Hudson Pacific Properties, Inc. (HPP - Free Report) has announced a major lease renewal in Hollywood with Trailer Park, a full-service agency that specializes in content creation and entertainment marketing. The move reflects the decent demand for the company’s premium properties from existing tenants.
Particularly, this 10-year lease that runs through December 2028 involves 102,977 square feet of office space at 6922 Hollywood Boulevard. Trailer Park has occupied space in this building since 2001 and with the 10-year lease, the company has plans to revamp its office space to suit growth needs.
Notably, Hudson Pacific focuses on office as well as media and entertainment properties in select West Coast markets. The company’s property at 6922 Hollywood Boulevard was built in 1967 and renovated in 2007. It is a 12-story, Class-A office building with the ground floor having retail space.
The property’s presence in the center of Hollywood drives its demand. It has TCL Chinese Theatre, the Hollywood Roosevelt Hotel, Hollywood & Highland Center and the Dolby Theater — home of the Oscars — in its surroundings. In addition, the expansion of digital entertainment production in Hollywood has further fueled demand for premium office space in Class-A properties.

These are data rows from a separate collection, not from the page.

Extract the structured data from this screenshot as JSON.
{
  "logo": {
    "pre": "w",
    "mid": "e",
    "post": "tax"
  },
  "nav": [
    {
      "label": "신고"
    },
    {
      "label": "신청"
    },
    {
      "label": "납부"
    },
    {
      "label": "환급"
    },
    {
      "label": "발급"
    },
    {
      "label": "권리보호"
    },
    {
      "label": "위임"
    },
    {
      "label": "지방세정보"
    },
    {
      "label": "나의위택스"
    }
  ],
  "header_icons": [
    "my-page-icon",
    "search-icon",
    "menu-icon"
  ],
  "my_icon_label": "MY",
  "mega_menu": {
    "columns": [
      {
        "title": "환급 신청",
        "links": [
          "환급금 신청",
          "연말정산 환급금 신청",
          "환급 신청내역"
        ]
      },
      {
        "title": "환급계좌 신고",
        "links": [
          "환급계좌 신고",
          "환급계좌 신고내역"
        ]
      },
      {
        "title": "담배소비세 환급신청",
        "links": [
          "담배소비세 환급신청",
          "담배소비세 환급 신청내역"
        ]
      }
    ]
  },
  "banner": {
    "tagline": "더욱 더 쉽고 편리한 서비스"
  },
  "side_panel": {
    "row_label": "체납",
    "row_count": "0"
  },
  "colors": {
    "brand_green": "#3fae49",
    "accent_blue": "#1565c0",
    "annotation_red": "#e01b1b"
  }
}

Notably, improving economy and a healthy job market environment are anticipated to stoke growth in the office real estate market in 2018. However, the pace of growth will likely remain modest with increased supply of office space that has been curbing the pricing power of landlords and resulting in elevated concession levels. Also, rate hike adds to its woes.
Amid these, the Zacks Consensus Estimate for 2018 funds from operations (FFO) has been revised 4% southward in a month’s time. Currently, Hudson Pacific has a Zacks Rank #5 (Sell). You can see the complete list of today’s Zacks #1 Rank (Strong Buy) stocks here.

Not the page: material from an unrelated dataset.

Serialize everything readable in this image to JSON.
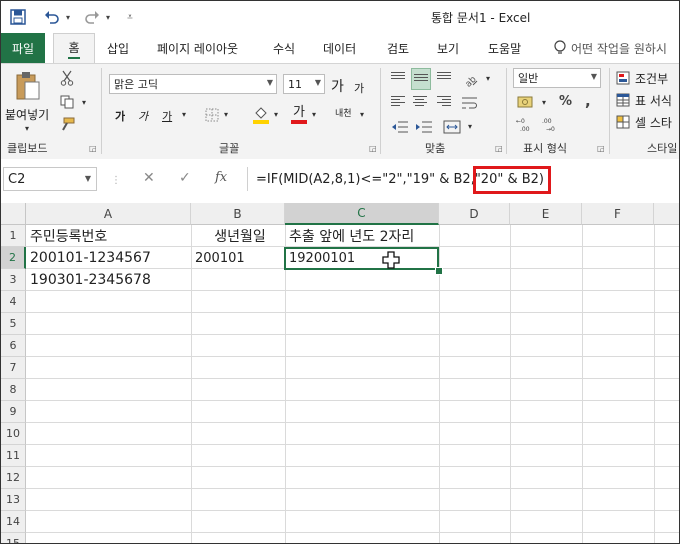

The stock has dropped 13.1% over the past year, underperforming the 7.7% loss incurred by the industry it belongs to.
A few better-ranked stocks from the real estate space include CBRE Group, Inc. , FirstService Corporation (FSV - Free Report) and HFF, Inc. (HF - Free Report) . All three stocks carry a Zacks Rank of 2 (Buy).
CBRE Group’s Zacks Consensus Estimates for 2018 earnings per share have been revised 6.4% upward to $2.98 over the past month. Its share price has risen 9.1% in three months’ time.
FirstService Corporation’s earnings per share estimates for the current year have moved up 11.8% to $2.65 in a month’s time. Its shares have gained 4.2% over the past three months.
HFF’s earnings per share estimates for 2018 have been revised upward 10.8% to $2.35 over the past month. The stock has gained 4.7% during the past three months.
Note: FFO, a widely used metric to gauge the performance of REITs, is obtained after adding depreciation and amortization and other non-cash expenses to net income.